Liberazione 16/06/2011, pag 11

Lavoratori portuali una rete per battere la privatizzazione

Porti Italia

Matteo Gaddi
Le recenti lotte dei portuali italiani hanno rilanciato l'esigenza di disporre di uno strumento di organizzazione e collegamento delle loro iniziative. Nasce per questo la Rete Nazionale dei Lavoratori Portuali che già al momento della sua costituzione si è data un impegnativo programma di lavoro che sta dentro un obiettivo di carattere generale: il superamento della privatizzazione dei porti italiani e della brutale segmentazione del lavoro nelle catene logistiche.

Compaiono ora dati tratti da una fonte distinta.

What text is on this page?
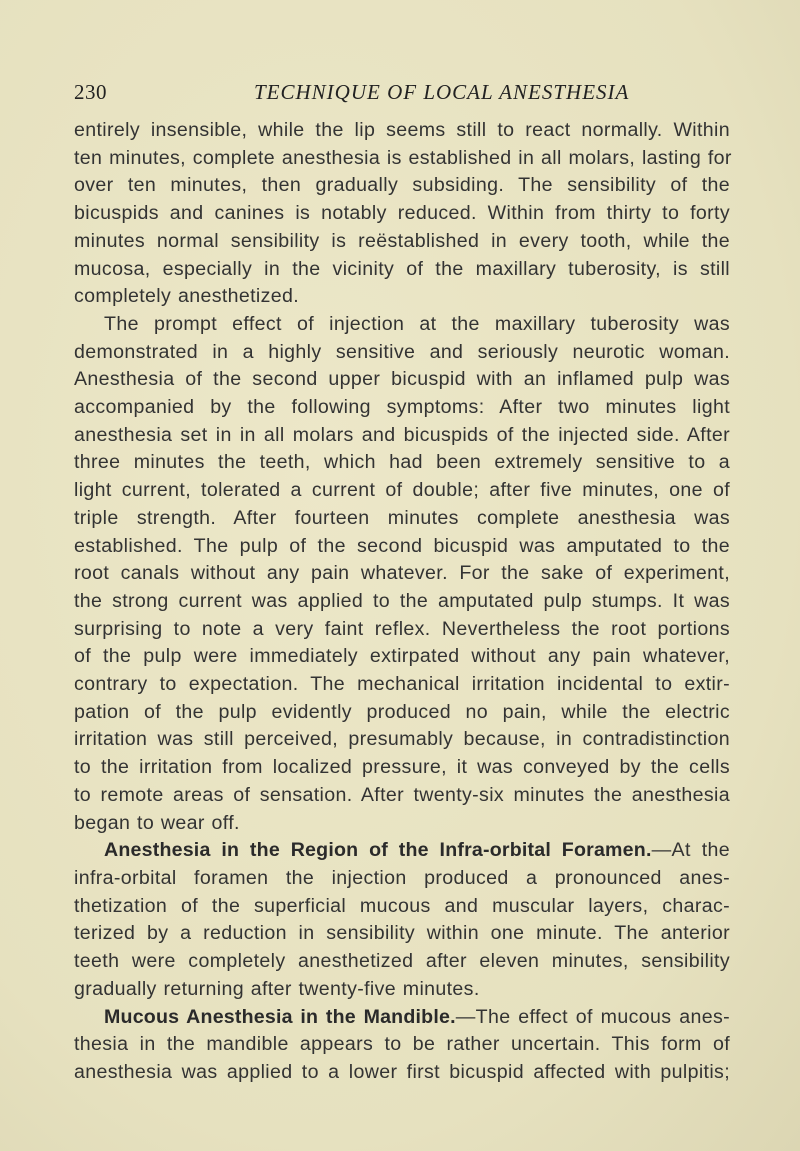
230	TECHNIQUE OF LOCAL ANESTHESIA
entirely insensible, while the lip seems still to react normally. Within
ten minutes, complete anesthesia is established in all molars, lasting for
over ten minutes, then gradually subsiding. The sensibility of the
bicuspids and canines is notably reduced. Within from thirty to forty
minutes normal sensibility is reëstablished in every tooth, while the
mucosa, especially in the vicinity of the maxillary tuberosity, is still
completely anesthetized.
The prompt effect of injection at the maxillary tuberosity was
demonstrated in a highly sensitive and seriously neurotic woman.
Anesthesia of the second upper bicuspid with an inflamed pulp was
accompanied by the following symptoms: After two minutes light
anesthesia set in in all molars and bicuspids of the injected side. After
three minutes the teeth, which had been extremely sensitive to a
light current, tolerated a current of double; after five minutes, one of
triple strength. After fourteen minutes complete anesthesia was
established. The pulp of the second bicuspid was amputated to the
root canals without any pain whatever. For the sake of experiment,
the strong current was applied to the amputated pulp stumps. It was
surprising to note a very faint reflex. Nevertheless the root portions
of the pulp were immediately extirpated without any pain whatever,
contrary to expectation. The mechanical irritation incidental to extir-
pation of the pulp evidently produced no pain, while the electric
irritation was still perceived, presumably because, in contradistinction
to the irritation from localized pressure, it was conveyed by the cells
to remote areas of sensation. After twenty-six minutes the anesthesia
began to wear off.
Anesthesia in the Region of the Infra-orbital Foramen.—At the
infra-orbital foramen the injection produced a pronounced anes-
thetization of the superficial mucous and muscular layers, charac-
terized by a reduction in sensibility within one minute. The anterior
teeth were completely anesthetized after eleven minutes, sensibility
gradually returning after twenty-five minutes.
Mucous Anesthesia in the Mandible.—The effect of mucous anes-
thesia in the mandible appears to be rather uncertain. This form of
anesthesia was applied to a lower first bicuspid affected with pulpitis;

Ma la Rete non è uno strumento di generica propaganda: i portuali, abituati alla concretezza, si sono dati da subito punti precisi rispetto ai quali organizzare specifiche vertenze.
Ecco quindi che si parla di salario di mancato avviamento, di sicurezza nei Porti, di contratto unico dei lavoratori portuali, di lotta all'autoproduzione, di tariffa unica e di contrasto agli elementi di frammentazione e precarizzazione del ciclo portuale.

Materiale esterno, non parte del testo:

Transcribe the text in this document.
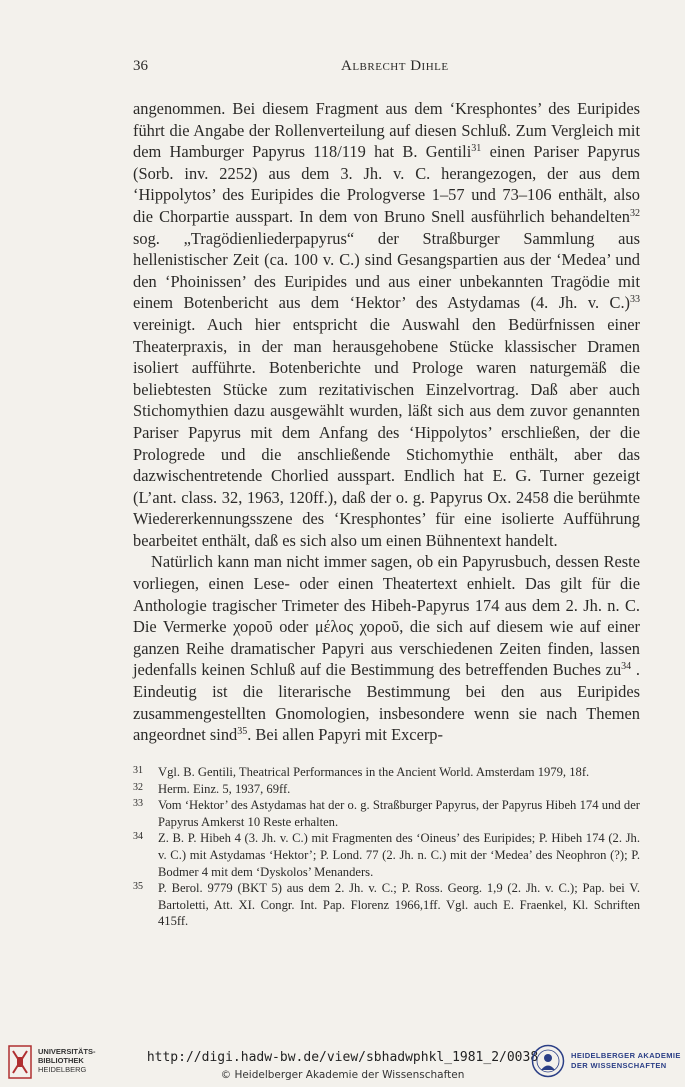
36	Albrecht Dihle

angenommen. Bei diesem Fragment aus dem ‘Kresphontes’ des Euripides führt die Angabe der Rollenverteilung auf diesen Schluß. Zum Vergleich mit dem Hamburger Papyrus 118/119 hat B. Gentili$^{31}$ einen Pariser Papyrus (Sorb. inv. 2252) aus dem 3. Jh. v. C. herangezogen, der aus dem ‘Hippolytos’ des Euripides die Prologverse 1–57 und 73–106 enthält, also die Chorpartie ausspart. In dem von Bruno Snell ausführlich behandelten$^{32}$ sog. „Tragödienliederpapyrus“ der Straßburger Sammlung aus hellenistischer Zeit (ca. 100 v. C.) sind Gesangspartien aus der ‘Medea’ und den ‘Phoinissen’ des Euripides und aus einer unbekannten Tragödie mit einem Botenbericht aus dem ‘Hektor’ des Astydamas (4. Jh. v. C.)$^{33}$ vereinigt. Auch hier entspricht die Auswahl den Bedürfnissen einer Theaterpraxis, in der man herausgehobene Stücke klassischer Dramen isoliert aufführte. Botenberichte und Prologe waren naturgemäß die beliebtesten Stücke zum rezitativischen Einzelvortrag. Daß aber auch Stichomythien dazu ausgewählt wurden, läßt sich aus dem zuvor genannten Pariser Papyrus mit dem Anfang des ‘Hippolytos’ erschließen, der die Prologrede und die anschließende Stichomythie enthält, aber das dazwischentretende Chorlied ausspart. Endlich hat E. G. Turner gezeigt (L’ant. class. 32, 1963, 120ff.), daß der o. g. Papyrus Ox. 2458 die berühmte Wiedererkennungsszene des ‘Kresphontes’ für eine isolierte Aufführung bearbeitet enthält, daß es sich also um einen Bühnentext handelt.

Natürlich kann man nicht immer sagen, ob ein Papyrusbuch, dessen Reste vorliegen, einen Lese- oder einen Theatertext enhielt. Das gilt für die Anthologie tragischer Trimeter des Hibeh-Papyrus 174 aus dem 2. Jh. n. C. Die Vermerke χοροῦ oder μέλος χοροῦ, die sich auf diesem wie auf einer ganzen Reihe dramatischer Papyri aus verschiedenen Zeiten finden, lassen jedenfalls keinen Schluß auf die Bestimmung des betreffenden Buches $zu^{34}$ . Eindeutig ist die literarische Bestimmung bei den aus Euripides zusammengestellten Gnomologien, insbesondere wenn sie nach Themen angeordnet sind$^{35}$. Bei allen Papyri mit Excerp-

31 Vgl. B. Gentili, Theatrical Performances in the Ancient World. Amsterdam 1979, 18f.
32 Herm. Einz. 5, 1937, 69ff.
33 Vom ‘Hektor’ des Astydamas hat der o. g. Straßburger Papyrus, der Papyrus Hibeh 174 und der Papyrus Amkerst 10 Reste erhalten.
34 Z. B. P. Hibeh 4 (3. Jh. v. C.) mit Fragmenten des ‘Oineus’ des Euripides; P. Hibeh 174 (2. Jh. v. C.) mit Astydamas ‘Hektor’; P. Lond. 77 (2. Jh. n. C.) mit der ‘Medea’ des Neophron (?); P. Bodmer 4 mit dem ‘Dyskolos’ Menanders.
35 P. Berol. 9779 (BKT 5) aus dem 2. Jh. v. C.; P. Ross. Georg. 1,9 (2. Jh. v. C.); Pap. bei V. Bartoletti, Att. XI. Congr. Int. Pap. Florenz 1966,1ff. Vgl. auch E. Fraenkel, Kl. Schriften 415ff.
UNIVERSITÄTS-
BIBLIOTHEK
HEIDELBERG
http://digi.hadw-bw.de/view/sbhadwphkl_1981_2/0038
© Heidelberger Akademie der Wissenschaften
HEIDELBERGER AKADEMIE
DER WISSENSCHAFTEN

Si tratta di titoli e parole d'ordine che non si limitano all'enunciazione del problema, ma che lo analizzano e ne prospettano possibili soluzioni concrete.
Alcune sono a portata di mano, altre da costruire nel tempo. Sul tema della sicurezza, ad esempio, nei principali Porti italiani, come Genova e Trieste, già esistono Protocolli per la Sicurezza, tutti nati a seguito di lotte durissime esplose come conseguenza di eventi drammatici come morti sul lavoro o incidenti gravissimi. Ma il più delle volte i Protocolli sono rimasti sulla carta, i rappresentanti dei lavoratori della sicurezza privati di risorse e di possibilità di operare, le aree dei terminalisti sono tornate ad essere off limits per i controlli.

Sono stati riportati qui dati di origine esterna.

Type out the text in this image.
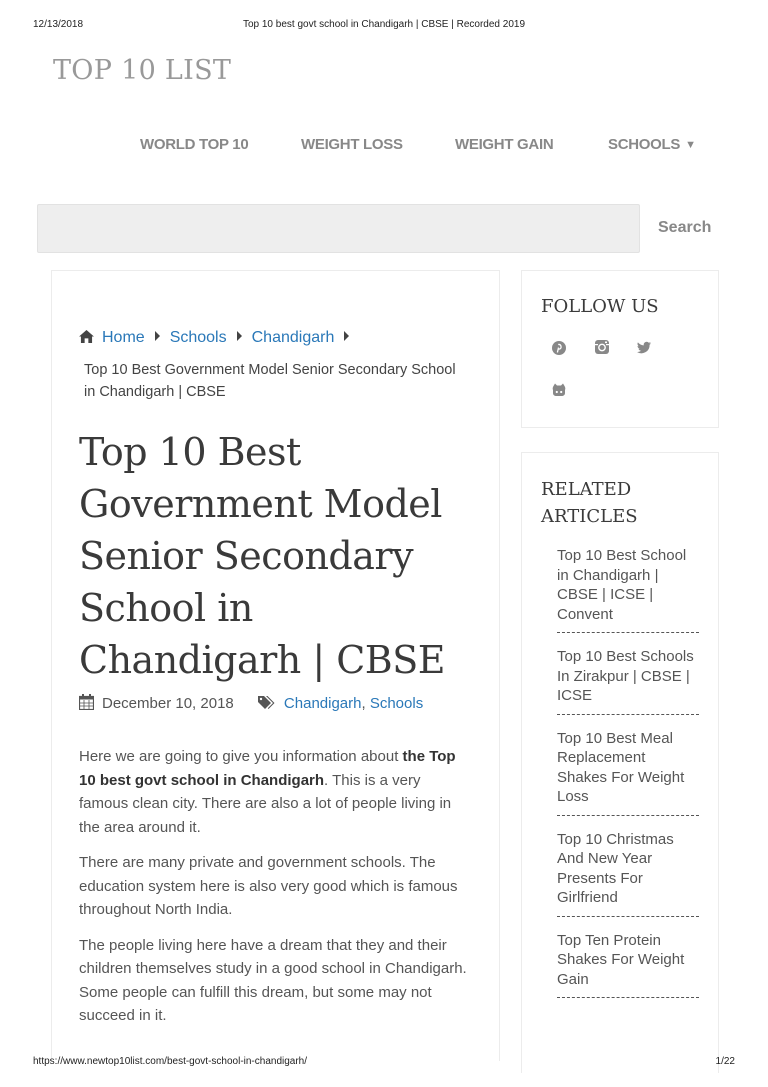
12/13/2018	Top 10 best govt school in Chandigarh | CBSE | Recorded 2019
TOP 10 LIST
WORLD TOP 10	WEIGHT LOSS	WEIGHT GAIN	SCHOOLS ▼
Search
Home Schools Chandigarh
Top 10 Best Government Model Senior Secondary School in Chandigarh | CBSE
Top 10 Best Government Model Senior Secondary School in Chandigarh | CBSE
December 10, 2018	Chandigarh, Schools

Here we are going to give you information about the Top 10 best govt school in Chandigarh. This is a very famous clean city. There are also a lot of people living in the area around it.

There are many private and government schools. The education system here is also very good which is famous throughout North India.

The people living here have a dream that they and their children themselves study in a good school in Chandigarh. Some people can fulfill this dream, but some may not succeed in it.

FOLLOW US
RELATED ARTICLES
Top 10 Best School in Chandigarh | CBSE | ICSE | Convent
Top 10 Best Schools In Zirakpur | CBSE | ICSE
Top 10 Best Meal Replacement Shakes For Weight Loss
Top 10 Christmas And New Year Presents For Girlfriend
Top Ten Protein Shakes For Weight Gain
https://www.newtop10list.com/best-govt-school-in-chandigarh/	1/22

Saranno proprio i terminalisti i principali interlocutori della Rete: i nuovi padroni dei Porti post-privatizzazione anziché migliorare l'efficienza degli scali non hanno fatto altro che dar vita ad una competizione sfrenata tra Porti (anche quelli situati a pochi km di distanza) e, addirittura, all'interno degli stessi Porti. Una concorrenza giocata tutta attraverso la frammentazione del ciclo portuale, l'esternalizzazioni di funzioni, la compressione dei salari e dei diritti dei lavoratori, la concorrenza al ribasso sulle tariffe e quindi sul costo del lavoro.
Per questo si rende necessario definire obiettivi concreti che contrastino questa concorrenza al ribasso: ad esempio stabilendo una tariffa minima a livello nazionale (al di sotto della quale non è possibile scendere) in grado di remunerare adeguatamente il lavoro (come da Ccnl) e coprire i costi di gestione dei soggetti che svolgono attività e servizi portuali in modo da evitare che vengano continuamente "strangolati" dai terminalisti.
E ancora, per contrastare la frammentazione e segmentazione del ciclo (alla quale corrispondono decine di contratti diversi per lavoratori che sostanzialmente svolgono le stesse mansioni) si rende necessaria l'applicazione del Contratto Unico per tutti i soggetti che operano in Porto, indipendentemente dalla loro funzione e ruolo.
La tutela del lavoro portuale non può che passare attraverso il contrasto alla "autoproduzione" (che produce un duplice effetto negativo: il sovraccarico di lavoro per il personale di bordo delle navi, con conseguenti ricadute sulla sicurezza, la sostituzione dei lavoratori dei porti con evidenti ricadute sull'occupazione) e i tentativi di operare ulteriori frammentazioni del ciclo portuale attraverso la logica di esternalizzazioni e appalti.
Obiettivi precisi, quindi, da raggiungere con una forma organizzativa molto "larga": alla Rete, infatti, possono aderire tutte quelle realtà locali liberamente costituite che si riconoscono negli obiettivi e che si impegnano attivamente a sostenerli.
Una pratica dell'obiettivo, insomma, come nella tradizione concreta dei portuali.